In ihre grenzüberschreitende Vermittlungsfunktion ist die Kommission allerdings erst in den vergangenen zwei Jahrzehnten hineingewachsen. Als das Expertengremium vor 100 Jahren in der schlesischen Landeshauptstadt gegründet wurde, waren die Rahmenbedingungen völlig andere als in der Gegenwart. Die landeskundliche Forschung der Kommission wies damals einen engen Bezug zur deutschen Heimat- und Volksgeschichte auf und grenzte sich von der Geschichtsschreibung in den nach dem Ersten Weltkrieg neu entstandenen slawischen Nachbarstaaten, Polen und der Tschechoslowakei, deutlich ab. Die Geburtsstunde der Kommission schlug 1921 im Breslauer Staatsarchiv. Neben Historikern und Archivaren gingen dort auch Kunsthistoriker und Denkmalpfleger, Kartographen, Musikwissenschaftler und Theologen ein und aus. Sie erarbeiteten eine Vielzahl von Fachstudien, konzipierten Nachschlagewerke und leisteten mit gewichtigen Quelleneditionen Grundlagenforschung, die bis heute Bestand hat.
Die Zeit des Nationalsozialismus hinterließ in der Kommissionsgeschichte deutliche Spuren. Im Herbst 1933 musste der damalige Erste Vorsitzende, ein katholischer Geistlicher und Politiker der Zentrumspartei, aus politischen Gründen von seinem Amt zurücktreten. Ihm folgte ein Historiker, der sich mit den Zielen und Methoden des Regimes arrangierte. Einzelne Mitglieder verstrickten sich nach Kriegsausbruch erheblich – sei es als geschichtspolitische Stichwortgeber, sei es durch ihren ganz praktischen „Wissenschaftseinsatz“ im besetzten Polen. Dennoch blieb die Kommission über das Jahr 1933 hinaus ein weltanschaulich offener Wissenschaftsverein, dem weiterhin auch solche Gelehrte angehörten, die der herrschenden Ideologie fernstanden. Die Kriegsumstände brachten die Arbeit der Kommission 1943 zum Erliegen.

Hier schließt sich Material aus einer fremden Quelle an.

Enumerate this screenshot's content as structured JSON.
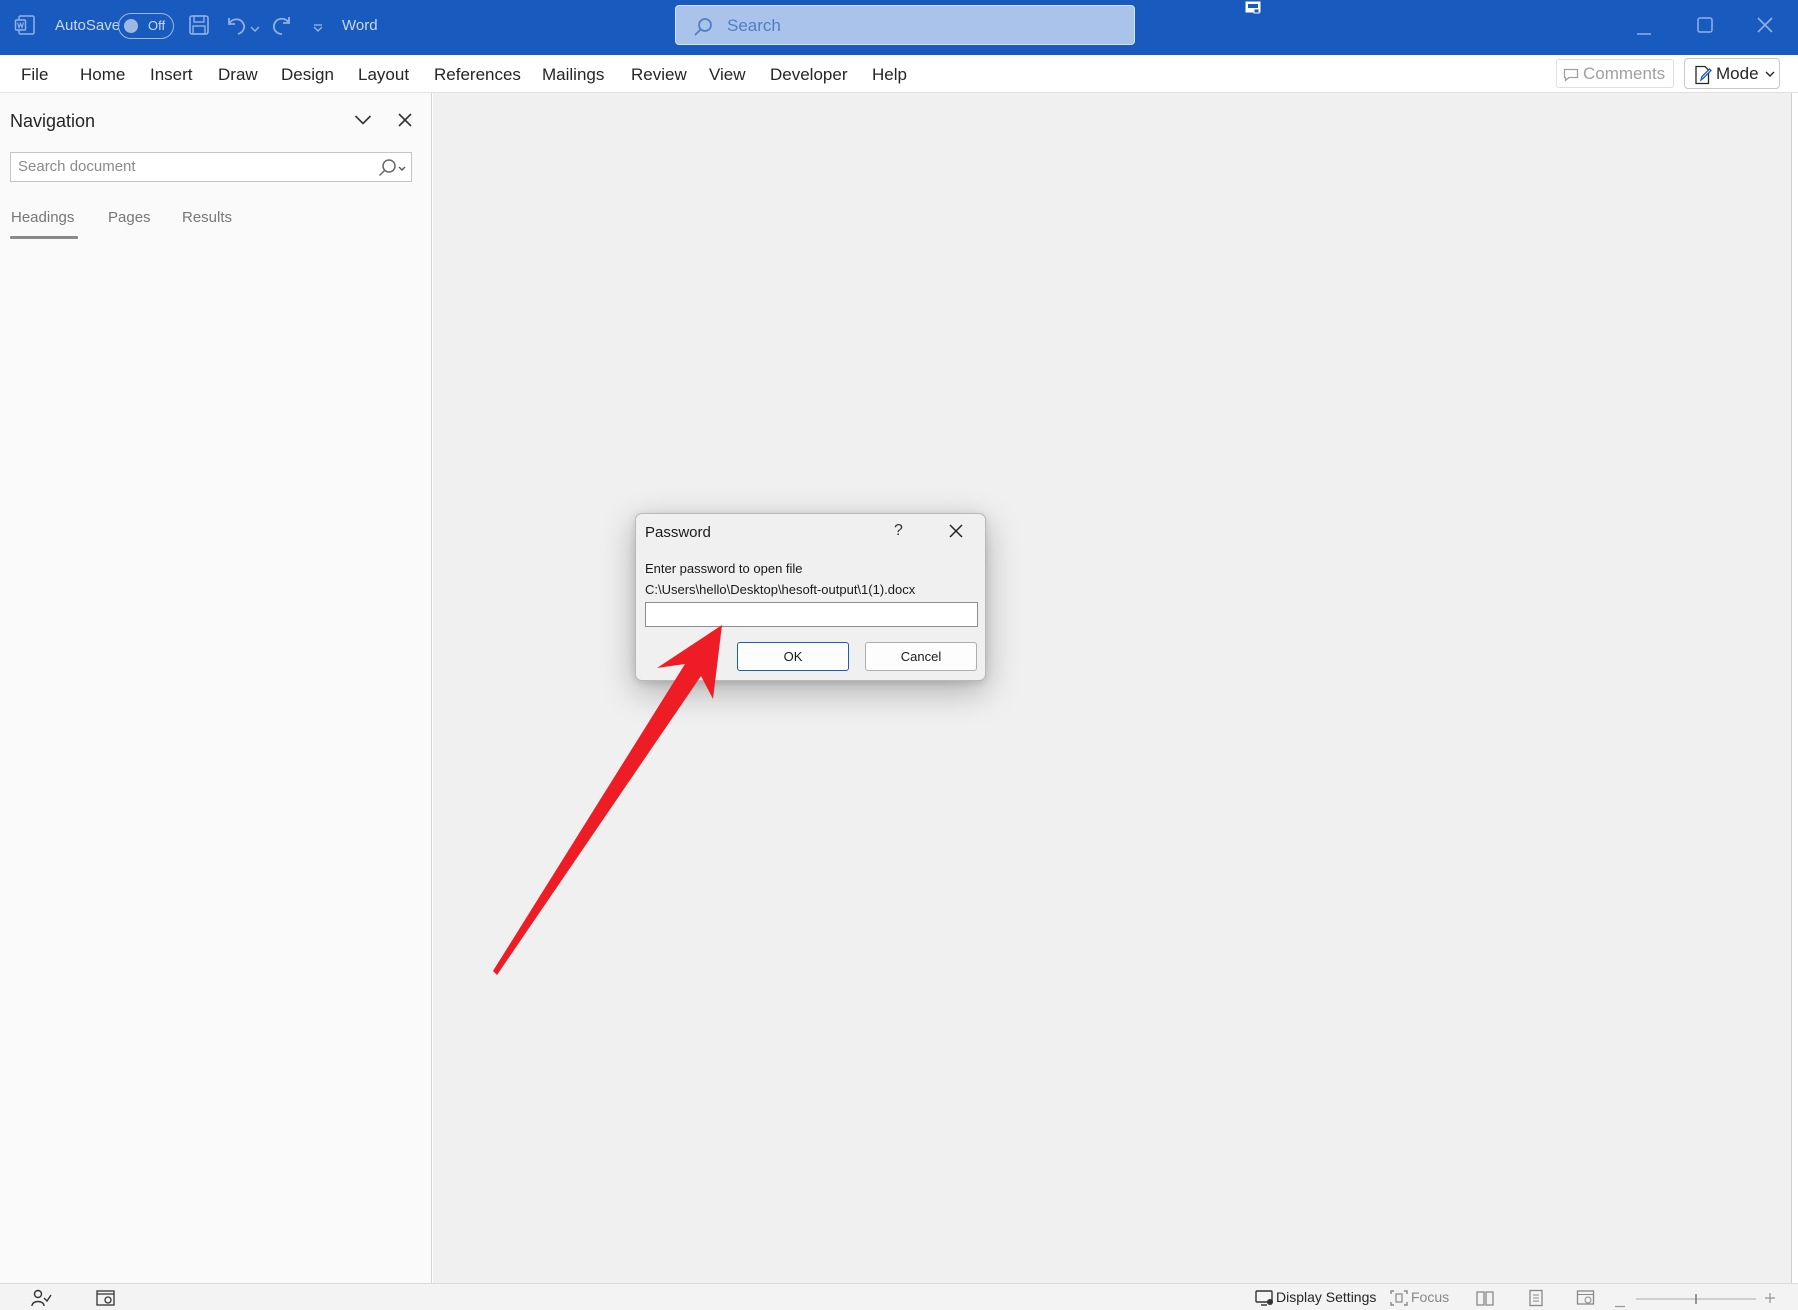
{
  "titlebar": {
    "autosave_label": "AutoSave",
    "autosave_state": "Off",
    "app_name": "Word",
    "search_placeholder": "Search",
    "accent_color": "#185abd"
  },
  "menu": {
    "items": [
      "File",
      "Home",
      "Insert",
      "Draw",
      "Design",
      "Layout",
      "References",
      "Mailings",
      "Review",
      "View",
      "Developer",
      "Help"
    ],
    "comments_label": "Comments",
    "mode_label": "Mode"
  },
  "navigation": {
    "title": "Navigation",
    "search_placeholder": "Search document",
    "tabs": [
      "Headings",
      "Pages",
      "Results"
    ],
    "active_tab": "Headings"
  },
  "dialog": {
    "title": "Password",
    "help_glyph": "?",
    "message": "Enter password to open file",
    "file_path": "C:\\Users\\hello\\Desktop\\hesoft-output\\1(1).docx",
    "password_value": "",
    "ok_label": "OK",
    "cancel_label": "Cancel"
  },
  "statusbar": {
    "display_settings_label": "Display Settings",
    "focus_label": "Focus"
  },
  "annotation": {
    "arrow_color": "#ee1c25"
  }
}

Nach dem Ende des Zweiten Weltkriegs sah sich die deutsche Schlesienforschung mit der Herausforderung konfrontiert, eine „Landesgeschichte ohne Land“ schreiben zu müssen. Für die Kommission stellte der vollständige Verlust ihres Bezugsterritoriums einen tiefen Einschnitt dar. 1951 wurde der Verein schließlich in der Bundesrepublik Deutschland neu gegründet. Der Neuanfang vollzog sich – ebenso wie im Fall der anderen ostdeutschen Historischen Kommissionen – unter dem Dach des Johann Gottfried Herder-Forschungsrats in Marburg. Nach der Neugründung versuchte die Kommission, an die Breslauer Zeit wieder anzuknüpfen. Man setzte die Herausgabe mittelalterlicher Urkundentexte erfolgreich fort und knüpfte auch bei anderen Themen an die ältere Vereinigung an. An Kooperationen mit Experten aus dem östlichen Europa war zu diesem Zeitpunkt jedoch noch nicht zu denken. Es vergingen Jahrzehnte, bis erste Kontakte über den Eisernen Vorhang hinweg möglich wurden. Erst mit dem Ende der europäischen Blockspaltung begann eine fruchtbare Zusammenarbeit zwischen der deutschen, der polnischen und der tschechischen Schlesienforschung. Heute zählt die Kommission zu den renommiertesten Institutionen, die sich in Deutschland mit der Kultur und Geschichte des östlichen Mitteleuropa beschäftigen. Auch die Bundesregierung schätzt die Arbeit des Gremiums und leistet finanzielle Unterstützung.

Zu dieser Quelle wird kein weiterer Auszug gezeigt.